Btw, just to be more clear. The thing that is not very efficient is the “index” task. The “index_hadoop” task uses hadoop and is generally a better choice if you have a hadoop cluster available.

Ah, that makes sense. So when I see lines like this in the log:

2015-04-15T22:00:02,733 INFO [task-runner-0] io.druid.indexing.common.task.IndexTask - Determining partitions for interval[2015-04-15T00:00:00.000Z/2015-04-15T01:00:00.000Z] with targetPartitionSize[5000000]
2015-04-15T22:00:02,733 INFO [task-runner-0] io.druid.segment.realtime.firehose.LocalFirehoseFactory - Searching for all [*.json] in [/tmp/output]
2015-04-15T22:00:41,191 INFO [task-runner-0] io.druid.indexing.common.task.IndexTask - Estimated approximately [37,226.533930] rows of data.

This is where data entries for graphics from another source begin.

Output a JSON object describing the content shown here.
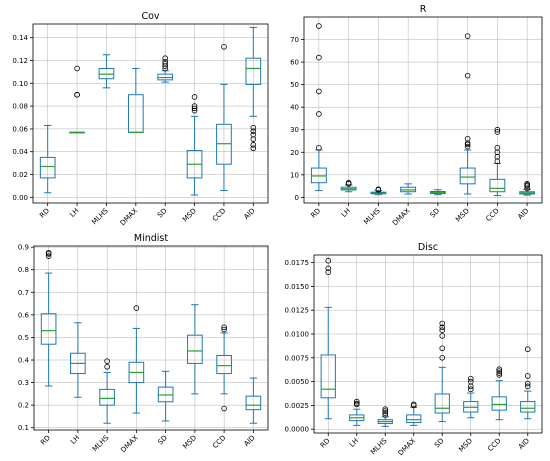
{
  "chart_data": [
    {
      "type": "box",
      "title": "Cov",
      "categories": [
        "RD",
        "LH",
        "MLHS",
        "DMAX",
        "SD",
        "MSD",
        "CCD",
        "AID"
      ],
      "ylim": [
        -0.005,
        0.152
      ],
      "yticks": [
        0.0,
        0.02,
        0.04,
        0.06,
        0.08,
        0.1,
        0.12,
        0.14
      ],
      "ytick_labels": [
        "0.00",
        "0.02",
        "0.04",
        "0.06",
        "0.08",
        "0.10",
        "0.12",
        "0.14"
      ],
      "grid": true,
      "boxes": [
        {
          "whislo": 0.004,
          "q1": 0.017,
          "med": 0.027,
          "q3": 0.035,
          "whishi": 0.063,
          "fliers": []
        },
        {
          "whislo": 0.057,
          "q1": 0.057,
          "med": 0.057,
          "q3": 0.057,
          "whishi": 0.057,
          "fliers": [
            0.09,
            0.09,
            0.113
          ]
        },
        {
          "whislo": 0.096,
          "q1": 0.104,
          "med": 0.108,
          "q3": 0.113,
          "whishi": 0.125,
          "fliers": []
        },
        {
          "whislo": 0.057,
          "q1": 0.057,
          "med": 0.057,
          "q3": 0.09,
          "whishi": 0.113,
          "fliers": []
        },
        {
          "whislo": 0.101,
          "q1": 0.103,
          "med": 0.105,
          "q3": 0.108,
          "whishi": 0.111,
          "fliers": [
            0.113,
            0.115,
            0.117,
            0.119,
            0.122
          ]
        },
        {
          "whislo": 0.002,
          "q1": 0.017,
          "med": 0.029,
          "q3": 0.041,
          "whishi": 0.071,
          "fliers": [
            0.076,
            0.078,
            0.08,
            0.088
          ]
        },
        {
          "whislo": 0.006,
          "q1": 0.029,
          "med": 0.047,
          "q3": 0.064,
          "whishi": 0.099,
          "fliers": [
            0.132
          ]
        },
        {
          "whislo": 0.071,
          "q1": 0.099,
          "med": 0.113,
          "q3": 0.122,
          "whishi": 0.149,
          "fliers": [
            0.043,
            0.046,
            0.051,
            0.055,
            0.058,
            0.061
          ]
        }
      ]
    },
    {
      "type": "box",
      "title": "R",
      "categories": [
        "RD",
        "LH",
        "MLHS",
        "DMAX",
        "SD",
        "MSD",
        "CCD",
        "AID"
      ],
      "ylim": [
        -2.5,
        80
      ],
      "yticks": [
        0,
        10,
        20,
        30,
        40,
        50,
        60,
        70
      ],
      "ytick_labels": [
        "0",
        "10",
        "20",
        "30",
        "40",
        "50",
        "60",
        "70"
      ],
      "grid": true,
      "boxes": [
        {
          "whislo": 3,
          "q1": 6.5,
          "med": 9.5,
          "q3": 13,
          "whishi": 21,
          "fliers": [
            22,
            37,
            47,
            62,
            76
          ]
        },
        {
          "whislo": 2.5,
          "q1": 3.3,
          "med": 3.8,
          "q3": 4.5,
          "whishi": 5.5,
          "fliers": [
            6,
            6.5
          ]
        },
        {
          "whislo": 1.2,
          "q1": 1.6,
          "med": 1.9,
          "q3": 2.3,
          "whishi": 3,
          "fliers": [
            3.3,
            3.6
          ]
        },
        {
          "whislo": 1.5,
          "q1": 2.5,
          "med": 3.3,
          "q3": 4.5,
          "whishi": 6,
          "fliers": []
        },
        {
          "whislo": 1.2,
          "q1": 1.7,
          "med": 2.1,
          "q3": 2.6,
          "whishi": 3.4,
          "fliers": []
        },
        {
          "whislo": 1.5,
          "q1": 6,
          "med": 9,
          "q3": 13,
          "whishi": 21,
          "fliers": [
            22.5,
            23.5,
            24,
            26,
            54,
            71.5
          ]
        },
        {
          "whislo": 0.8,
          "q1": 2.5,
          "med": 4,
          "q3": 8,
          "whishi": 15,
          "fliers": [
            16,
            18,
            20,
            22,
            29,
            30
          ]
        },
        {
          "whislo": 1,
          "q1": 1.5,
          "med": 2,
          "q3": 2.5,
          "whishi": 3.5,
          "fliers": [
            4,
            5,
            5.5,
            6
          ]
        }
      ]
    },
    {
      "type": "box",
      "title": "Mindist",
      "categories": [
        "RD",
        "LH",
        "MLHS",
        "DMAX",
        "SD",
        "MSD",
        "CCD",
        "AID"
      ],
      "ylim": [
        0.09,
        0.905
      ],
      "yticks": [
        0.1,
        0.2,
        0.3,
        0.4,
        0.5,
        0.6,
        0.7,
        0.8,
        0.9
      ],
      "ytick_labels": [
        "0.1",
        "0.2",
        "0.3",
        "0.4",
        "0.5",
        "0.6",
        "0.7",
        "0.8",
        "0.9"
      ],
      "grid": true,
      "boxes": [
        {
          "whislo": 0.285,
          "q1": 0.47,
          "med": 0.53,
          "q3": 0.605,
          "whishi": 0.785,
          "fliers": [
            0.86,
            0.87,
            0.875
          ]
        },
        {
          "whislo": 0.235,
          "q1": 0.34,
          "med": 0.385,
          "q3": 0.43,
          "whishi": 0.565,
          "fliers": []
        },
        {
          "whislo": 0.12,
          "q1": 0.2,
          "med": 0.23,
          "q3": 0.27,
          "whishi": 0.345,
          "fliers": [
            0.37,
            0.395
          ]
        },
        {
          "whislo": 0.165,
          "q1": 0.3,
          "med": 0.345,
          "q3": 0.39,
          "whishi": 0.54,
          "fliers": [
            0.63
          ]
        },
        {
          "whislo": 0.13,
          "q1": 0.215,
          "med": 0.245,
          "q3": 0.28,
          "whishi": 0.35,
          "fliers": []
        },
        {
          "whislo": 0.25,
          "q1": 0.385,
          "med": 0.44,
          "q3": 0.51,
          "whishi": 0.645,
          "fliers": []
        },
        {
          "whislo": 0.25,
          "q1": 0.34,
          "med": 0.375,
          "q3": 0.42,
          "whishi": 0.52,
          "fliers": [
            0.185,
            0.535,
            0.545
          ]
        },
        {
          "whislo": 0.12,
          "q1": 0.18,
          "med": 0.2,
          "q3": 0.24,
          "whishi": 0.32,
          "fliers": []
        }
      ]
    },
    {
      "type": "box",
      "title": "Disc",
      "categories": [
        "RD",
        "LH",
        "MLHS",
        "DMAX",
        "SD",
        "MSD",
        "CCD",
        "AID"
      ],
      "ylim": [
        -0.0004,
        0.0183
      ],
      "yticks": [
        0.0,
        0.0025,
        0.005,
        0.0075,
        0.01,
        0.0125,
        0.015,
        0.0175
      ],
      "ytick_labels": [
        "0.0000",
        "0.0025",
        "0.0050",
        "0.0075",
        "0.0100",
        "0.0125",
        "0.0150",
        "0.0175"
      ],
      "grid": true,
      "boxes": [
        {
          "whislo": 0.0011,
          "q1": 0.0033,
          "med": 0.0042,
          "q3": 0.0078,
          "whishi": 0.0128,
          "fliers": [
            0.0165,
            0.0169,
            0.0177
          ]
        },
        {
          "whislo": 0.0004,
          "q1": 0.0009,
          "med": 0.0012,
          "q3": 0.0015,
          "whishi": 0.0021,
          "fliers": [
            0.0026,
            0.0027,
            0.0029
          ]
        },
        {
          "whislo": 0.0003,
          "q1": 0.0006,
          "med": 0.0008,
          "q3": 0.001,
          "whishi": 0.0013,
          "fliers": [
            0.0015,
            0.0017,
            0.0019,
            0.0021
          ]
        },
        {
          "whislo": 0.0004,
          "q1": 0.0007,
          "med": 0.001,
          "q3": 0.0015,
          "whishi": 0.0023,
          "fliers": [
            0.0025,
            0.0026
          ]
        },
        {
          "whislo": 0.0008,
          "q1": 0.0017,
          "med": 0.0022,
          "q3": 0.0037,
          "whishi": 0.0065,
          "fliers": [
            0.0075,
            0.0085,
            0.0098,
            0.0104,
            0.0107,
            0.0111
          ]
        },
        {
          "whislo": 0.0012,
          "q1": 0.0018,
          "med": 0.0023,
          "q3": 0.0029,
          "whishi": 0.0038,
          "fliers": [
            0.0042,
            0.0045,
            0.005,
            0.0053
          ]
        },
        {
          "whislo": 0.001,
          "q1": 0.002,
          "med": 0.0026,
          "q3": 0.0034,
          "whishi": 0.0051,
          "fliers": [
            0.0057,
            0.0059,
            0.0061,
            0.0063
          ]
        },
        {
          "whislo": 0.0011,
          "q1": 0.0018,
          "med": 0.0022,
          "q3": 0.0029,
          "whishi": 0.004,
          "fliers": [
            0.0045,
            0.0048,
            0.0056,
            0.0084
          ]
        }
      ]
    }
  ]
}
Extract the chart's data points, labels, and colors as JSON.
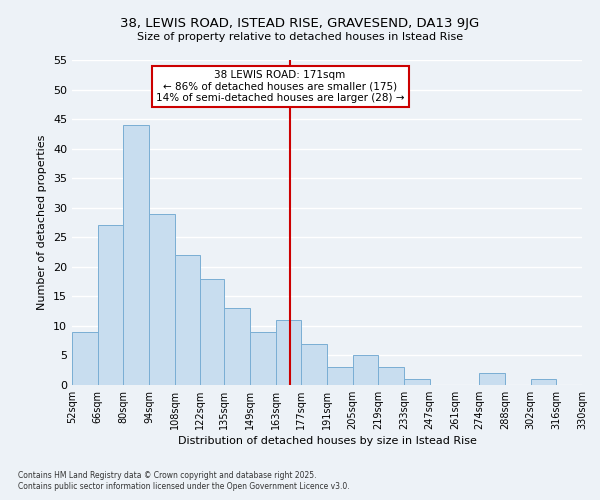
{
  "title": "38, LEWIS ROAD, ISTEAD RISE, GRAVESEND, DA13 9JG",
  "subtitle": "Size of property relative to detached houses in Istead Rise",
  "xlabel": "Distribution of detached houses by size in Istead Rise",
  "ylabel": "Number of detached properties",
  "bar_edges": [
    52,
    66,
    80,
    94,
    108,
    122,
    135,
    149,
    163,
    177,
    191,
    205,
    219,
    233,
    247,
    261,
    274,
    288,
    302,
    316,
    330
  ],
  "bar_heights": [
    9,
    27,
    44,
    29,
    22,
    18,
    13,
    9,
    11,
    7,
    3,
    5,
    3,
    1,
    0,
    0,
    2,
    0,
    1,
    0
  ],
  "bar_color": "#c8ddef",
  "bar_edgecolor": "#7aaed4",
  "vline_x": 171,
  "vline_color": "#cc0000",
  "ylim": [
    0,
    55
  ],
  "yticks": [
    0,
    5,
    10,
    15,
    20,
    25,
    30,
    35,
    40,
    45,
    50,
    55
  ],
  "annotation_title": "38 LEWIS ROAD: 171sqm",
  "annotation_line1": "← 86% of detached houses are smaller (175)",
  "annotation_line2": "14% of semi-detached houses are larger (28) →",
  "annotation_box_facecolor": "#ffffff",
  "annotation_box_edgecolor": "#cc0000",
  "bg_color": "#edf2f7",
  "grid_color": "#ffffff",
  "footer1": "Contains HM Land Registry data © Crown copyright and database right 2025.",
  "footer2": "Contains public sector information licensed under the Open Government Licence v3.0.",
  "tick_labels": [
    "52sqm",
    "66sqm",
    "80sqm",
    "94sqm",
    "108sqm",
    "122sqm",
    "135sqm",
    "149sqm",
    "163sqm",
    "177sqm",
    "191sqm",
    "205sqm",
    "219sqm",
    "233sqm",
    "247sqm",
    "261sqm",
    "274sqm",
    "288sqm",
    "302sqm",
    "316sqm",
    "330sqm"
  ]
}
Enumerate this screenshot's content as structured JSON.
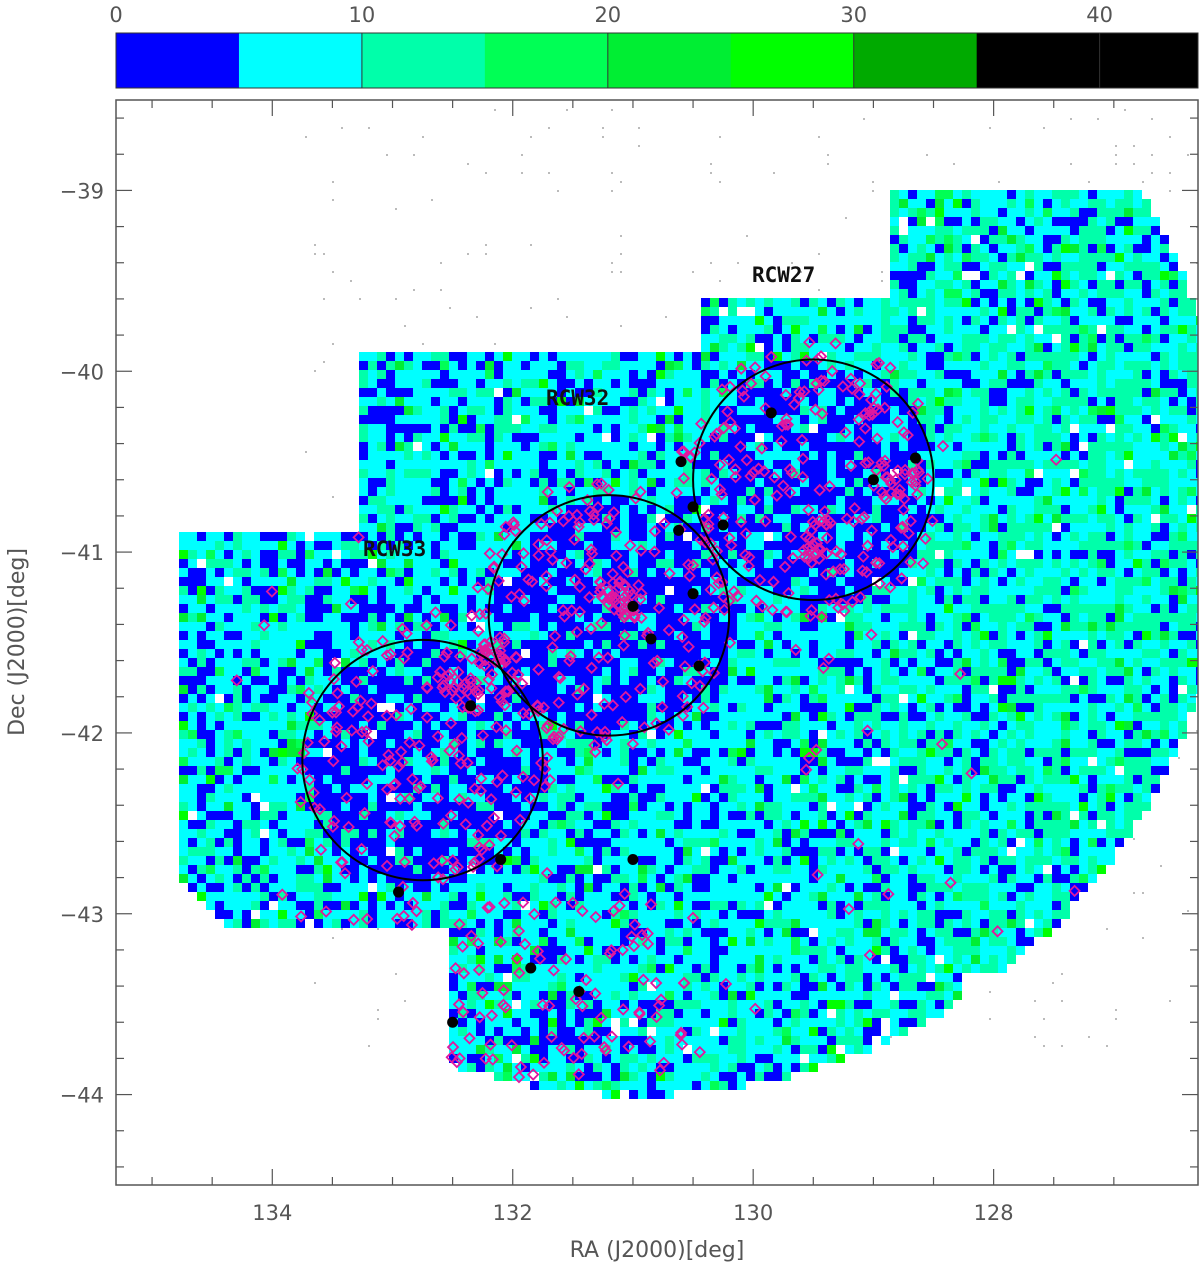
{
  "chart_data": {
    "type": "scatter",
    "colorbar": {
      "ticks": [
        0,
        10,
        20,
        30,
        40
      ],
      "range": [
        0,
        44
      ],
      "bins": [
        {
          "from": 0,
          "to": 5,
          "color": "#0000ff"
        },
        {
          "from": 5,
          "to": 10,
          "color": "#00ffff"
        },
        {
          "from": 10,
          "to": 15,
          "color": "#00ffaa"
        },
        {
          "from": 15,
          "to": 20,
          "color": "#00ff55"
        },
        {
          "from": 20,
          "to": 25,
          "color": "#00ee33"
        },
        {
          "from": 25,
          "to": 30,
          "color": "#00ff00"
        },
        {
          "from": 30,
          "to": 35,
          "color": "#00aa00"
        },
        {
          "from": 35,
          "to": 44,
          "color": "#000000"
        }
      ]
    },
    "xlabel": "RA (J2000)[deg]",
    "ylabel": "Dec (J2000)[deg]",
    "xlim": [
      135.3,
      126.3
    ],
    "ylim": [
      -44.5,
      -38.5
    ],
    "x_ticks": [
      134,
      132,
      130,
      128
    ],
    "y_ticks": [
      -39,
      -40,
      -41,
      -42,
      -43,
      -44
    ],
    "regions": [
      {
        "name": "RCW27",
        "ra": 129.5,
        "dec": -40.6,
        "radius_deg": 1.0
      },
      {
        "name": "RCW32",
        "ra": 131.2,
        "dec": -41.35,
        "radius_deg": 1.0
      },
      {
        "name": "RCW33",
        "ra": 132.75,
        "dec": -42.15,
        "radius_deg": 1.0
      }
    ],
    "black_points": [
      {
        "ra": 129.85,
        "dec": -40.23
      },
      {
        "ra": 128.65,
        "dec": -40.48
      },
      {
        "ra": 129.0,
        "dec": -40.6
      },
      {
        "ra": 130.6,
        "dec": -40.5
      },
      {
        "ra": 130.5,
        "dec": -40.75
      },
      {
        "ra": 130.62,
        "dec": -40.88
      },
      {
        "ra": 130.25,
        "dec": -40.85
      },
      {
        "ra": 130.5,
        "dec": -41.23
      },
      {
        "ra": 131.0,
        "dec": -41.3
      },
      {
        "ra": 130.85,
        "dec": -41.48
      },
      {
        "ra": 130.45,
        "dec": -41.63
      },
      {
        "ra": 132.35,
        "dec": -41.85
      },
      {
        "ra": 132.1,
        "dec": -42.7
      },
      {
        "ra": 131.0,
        "dec": -42.7
      },
      {
        "ra": 132.95,
        "dec": -42.88
      },
      {
        "ra": 131.85,
        "dec": -43.3
      },
      {
        "ra": 131.45,
        "dec": -43.43
      },
      {
        "ra": 132.5,
        "dec": -43.6
      }
    ],
    "colors": {
      "diamond": "#e0189e",
      "circle": "#000000",
      "background_gray": "#bbbbbb"
    }
  }
}
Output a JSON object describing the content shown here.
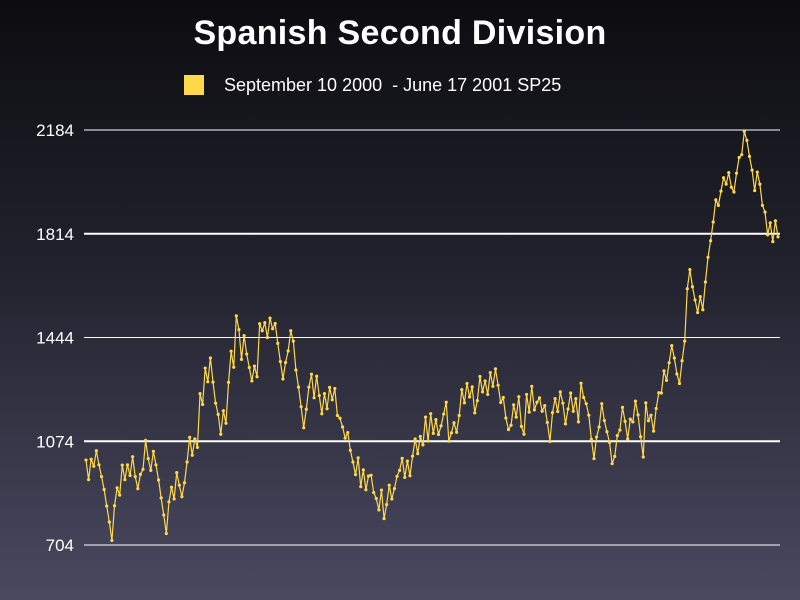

it’s actually looking through all data in the provided set for data in the interval it’s currently on?

Yeah, it is.

Cool. I have one other question that may or may not be related. What does druid actually store in those segments? Are all of the records that I were indexed saved, or does Druid only persist key metrics (cardinality, count, etc.) to its persistent store?

One addendum to that question: if it is keeping all of the data somehow, is it possible to retrieve the individual records for each segment? I’m only curious about how this data is stored, I don’t actually intend to use the system to start pulling out individual records like that.

Hi Taylor, if you are interested in individual Druid records, you can try out the experiemental select query:

Druid indexes are a column-oriented form of what this blog post calls “beta” data: It’s the table you would get if you grouped all your raw records by their dimensions and aggregated each set of records along all metrics.